A vendedora, zelosa, suspeitando que aquele jovem cabeludo tinha intenções de dar-lhe um calote, afanando o disco ao primeiro descuido, ficou de olhos vivos e orelhas em pé, colada nele. Por isso, acudiu logo, no segundo em que Jovino pousou a agulha no início do álbum. 'Ei! Está defeituoso', ela decretou, ao ouvir sair da cabine uma sinfonia de microfonias variadas, fraseados de guitarra em velocidade alterada artificialmente e vagidos eletrônicos lancinantes. 'Espera aí que vou trocar’.

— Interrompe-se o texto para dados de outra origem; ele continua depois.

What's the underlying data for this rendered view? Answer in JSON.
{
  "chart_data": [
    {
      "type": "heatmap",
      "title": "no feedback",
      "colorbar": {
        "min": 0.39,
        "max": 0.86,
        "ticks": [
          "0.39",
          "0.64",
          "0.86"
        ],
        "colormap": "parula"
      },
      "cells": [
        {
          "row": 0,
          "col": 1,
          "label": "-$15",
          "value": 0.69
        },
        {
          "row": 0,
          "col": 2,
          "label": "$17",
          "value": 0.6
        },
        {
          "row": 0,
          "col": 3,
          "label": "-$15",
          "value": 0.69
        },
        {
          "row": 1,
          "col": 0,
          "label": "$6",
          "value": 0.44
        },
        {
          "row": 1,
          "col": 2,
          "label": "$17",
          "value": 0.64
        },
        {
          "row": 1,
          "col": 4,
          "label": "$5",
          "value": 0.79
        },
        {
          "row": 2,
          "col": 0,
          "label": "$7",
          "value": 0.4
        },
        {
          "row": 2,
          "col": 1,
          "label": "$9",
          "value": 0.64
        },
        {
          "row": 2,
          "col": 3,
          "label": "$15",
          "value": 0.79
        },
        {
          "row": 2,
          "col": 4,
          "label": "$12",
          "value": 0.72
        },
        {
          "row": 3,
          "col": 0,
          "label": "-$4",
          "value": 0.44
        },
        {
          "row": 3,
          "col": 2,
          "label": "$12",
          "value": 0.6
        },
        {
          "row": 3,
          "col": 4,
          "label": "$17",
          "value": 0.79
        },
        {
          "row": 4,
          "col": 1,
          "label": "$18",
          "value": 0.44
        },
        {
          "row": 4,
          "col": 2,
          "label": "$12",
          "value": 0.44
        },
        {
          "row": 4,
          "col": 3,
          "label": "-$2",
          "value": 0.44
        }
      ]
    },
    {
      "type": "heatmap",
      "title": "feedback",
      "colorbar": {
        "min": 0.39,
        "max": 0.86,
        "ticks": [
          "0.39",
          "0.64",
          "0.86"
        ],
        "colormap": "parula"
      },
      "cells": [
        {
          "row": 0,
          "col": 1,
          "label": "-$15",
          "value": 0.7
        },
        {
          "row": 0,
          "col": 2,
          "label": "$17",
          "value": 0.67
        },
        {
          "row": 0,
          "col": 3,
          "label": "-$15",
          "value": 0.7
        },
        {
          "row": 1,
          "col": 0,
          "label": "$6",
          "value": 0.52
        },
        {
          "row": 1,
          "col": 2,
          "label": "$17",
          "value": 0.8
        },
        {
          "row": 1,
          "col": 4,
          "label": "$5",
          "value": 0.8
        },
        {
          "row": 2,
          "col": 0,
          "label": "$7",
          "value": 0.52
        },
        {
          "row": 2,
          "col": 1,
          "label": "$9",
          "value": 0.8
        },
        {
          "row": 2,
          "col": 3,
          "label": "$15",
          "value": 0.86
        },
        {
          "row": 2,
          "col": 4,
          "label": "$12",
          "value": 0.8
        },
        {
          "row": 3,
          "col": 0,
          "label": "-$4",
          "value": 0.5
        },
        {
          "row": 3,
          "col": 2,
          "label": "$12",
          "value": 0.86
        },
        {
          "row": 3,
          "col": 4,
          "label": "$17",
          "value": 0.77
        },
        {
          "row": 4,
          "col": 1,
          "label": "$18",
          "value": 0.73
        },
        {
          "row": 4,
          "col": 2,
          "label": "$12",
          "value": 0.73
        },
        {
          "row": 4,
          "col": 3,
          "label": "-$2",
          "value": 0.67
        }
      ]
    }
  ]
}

A vendedora voltou com outro exemplar de Electric Ladyland. Jovino pôs o disco para tocar e os mesmos sons, é lógico, se repetiram.
Antes que a mulher chamasse o gerente da loja para reclamar da má qualidade dos discos que o fabricante havia entregue, Jovino sorriu e a acalmou: ‘Pode deixar, é assim mesmo. Vou levar o disco’.
A vendedora não entendeu lhufas. Mal sabia que acabara de ter sido apresentada a Jimi Hendrix”.
Esse caso verdadeiro abriu um texto meu para a edição nº 59 da revista Bizz, de junho de 1990, como parte da comemoração dos 30 anos desde que o ex-paraquedista de Seattle começou a jornada que revolucionaria o uso da guitarra, a música pop e o rock.
E hoje, três décadas mais tarde, estamos celebrando os 80 anos de nascimento de Hendrix. Não poderia ser diferente: ele redefiniu o uso de seu instrumento e ajudou a revolucionar o pop e o rock. Tudo isso num brevíssimo espaço de tempo.
De carreira meteórica, ultra-concentrada e curtíssima, Jimi construiu uma discografia e um histórico de shows – muitos deles registrados em áudio, somente, ou também em vídeo, ou filme – monumentais, dentro de apenas quatro anos.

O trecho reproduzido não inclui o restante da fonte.